Cтранно вспомнить: в моих юноше­ских разгульных компаниях часто чи­тали стихи. Не свои, сами не писали: кроме чепухи на случай, ничего тако­го не было. Чаще всего звучали Есе­нин и Блок. Выбор понятен - по совпадению ин­тересов, хотя пили все разное: мы - бормотуху, Есенин - водку, Блок - порядочное вино ("Нюи" елисеевского разлива №22", уточняет Георгий Иванов), но объединяла увлеченность. Соответ­ственно и читали "Москву кабацкую", а из Бло­ка - "Незнакомку" с ее истиной в вине; "Я при­гвожден к трактирной стойке. / Я пьян давно. Мне всё - равно"; "В ресторане".

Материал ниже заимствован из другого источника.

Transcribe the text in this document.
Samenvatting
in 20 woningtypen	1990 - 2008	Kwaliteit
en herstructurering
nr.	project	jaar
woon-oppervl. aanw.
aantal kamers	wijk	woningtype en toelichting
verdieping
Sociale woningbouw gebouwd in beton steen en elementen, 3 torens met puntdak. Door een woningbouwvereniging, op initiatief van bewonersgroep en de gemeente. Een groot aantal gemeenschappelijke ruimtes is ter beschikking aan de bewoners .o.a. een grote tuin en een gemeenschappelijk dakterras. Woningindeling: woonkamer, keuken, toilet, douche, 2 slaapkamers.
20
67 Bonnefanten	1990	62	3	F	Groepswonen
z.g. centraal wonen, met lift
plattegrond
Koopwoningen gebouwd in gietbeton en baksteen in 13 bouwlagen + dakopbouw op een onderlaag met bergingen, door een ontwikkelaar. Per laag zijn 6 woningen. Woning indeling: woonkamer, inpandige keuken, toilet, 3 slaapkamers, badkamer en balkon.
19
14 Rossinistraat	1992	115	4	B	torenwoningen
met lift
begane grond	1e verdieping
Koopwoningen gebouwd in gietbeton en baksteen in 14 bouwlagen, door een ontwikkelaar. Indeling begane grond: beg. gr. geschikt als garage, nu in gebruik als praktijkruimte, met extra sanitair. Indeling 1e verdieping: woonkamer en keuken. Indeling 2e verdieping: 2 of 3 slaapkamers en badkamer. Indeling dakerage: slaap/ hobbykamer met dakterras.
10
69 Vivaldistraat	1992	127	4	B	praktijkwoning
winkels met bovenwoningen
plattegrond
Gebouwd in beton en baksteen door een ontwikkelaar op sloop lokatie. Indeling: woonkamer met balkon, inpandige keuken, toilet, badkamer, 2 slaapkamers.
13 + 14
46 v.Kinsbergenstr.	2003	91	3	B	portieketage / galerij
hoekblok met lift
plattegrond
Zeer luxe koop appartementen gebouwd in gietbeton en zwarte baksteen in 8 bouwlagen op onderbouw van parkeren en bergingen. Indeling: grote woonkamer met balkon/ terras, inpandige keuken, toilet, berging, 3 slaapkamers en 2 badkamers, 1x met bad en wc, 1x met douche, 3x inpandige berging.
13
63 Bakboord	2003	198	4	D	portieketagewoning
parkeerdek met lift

Блок звучал слишком красиво, особенно про черную розу в бокале, но базовые установки - верные и знакомые. Как и алкоголические симп­томы, о которых мы в ту пору не знали: он был все заносивший в записную книжку патологиче­ский аккуратист и педант, подобно Веничке Еро­фееву и Довлатову. Красивость же в юности не мешает: небо сине, лица розовы, впечатления зелены. Отторжение начинается потом - словно приводя окружающее в единое серенькое соответствие. Услышав строки "В кабаках, в пере­улках, в извивах, / В электрическом сне наяву / Я искал бесконечно красивых / И бессмертно влюбленных в молву", Куприн почтительно спро­сил Блока: "Почему не в халву?" Со временем ощущение приторности возникло и росло, стало казаться, что даже по лучшим блоковским сти­хам кусками и крошками разбросана халва.

А тогда, в пьяном стихобормотании, меня почти непременно просили: "Прочти про девуш­ку в белом", и я заводил томительную мелодию чуть сбивчивого - правильно, жизненно сбивчи­вого! - ритма, в которой слышалось то, что толь­ко можно услышать в семнадцать лет. Когда сил столько, что трехдневная бессонная гульба ни­почем, но драма нужна, потому что она нужна всем и всегда, вообще необходима, и чужая несбыточная мечта идет в дело, и этот всхлип за счет Блока, спасибо ему.

Очень важно помнить, что чувствовал рань­ше. Возродить эмоцию не получается, ощутить заново то, что восхищало, волновало, возмуща­ло, - нельзя, но восстановить, что именно и как именно восхищало, волновало, возмущало, - это возможно. Оттого и способен воспринять, напри­мер, следующие поколения, без гнева или снис­хождения, а с пониманием, памятуя о том, ка­ким был сам.

Уже никогда не затуманиться от девушки в белом, лишь с благодарностью вспомнить и Бло­ка с его песней об усталых и забывших, и себя того, какого нет и не будет. С годами главным чувственным переживанием становится память.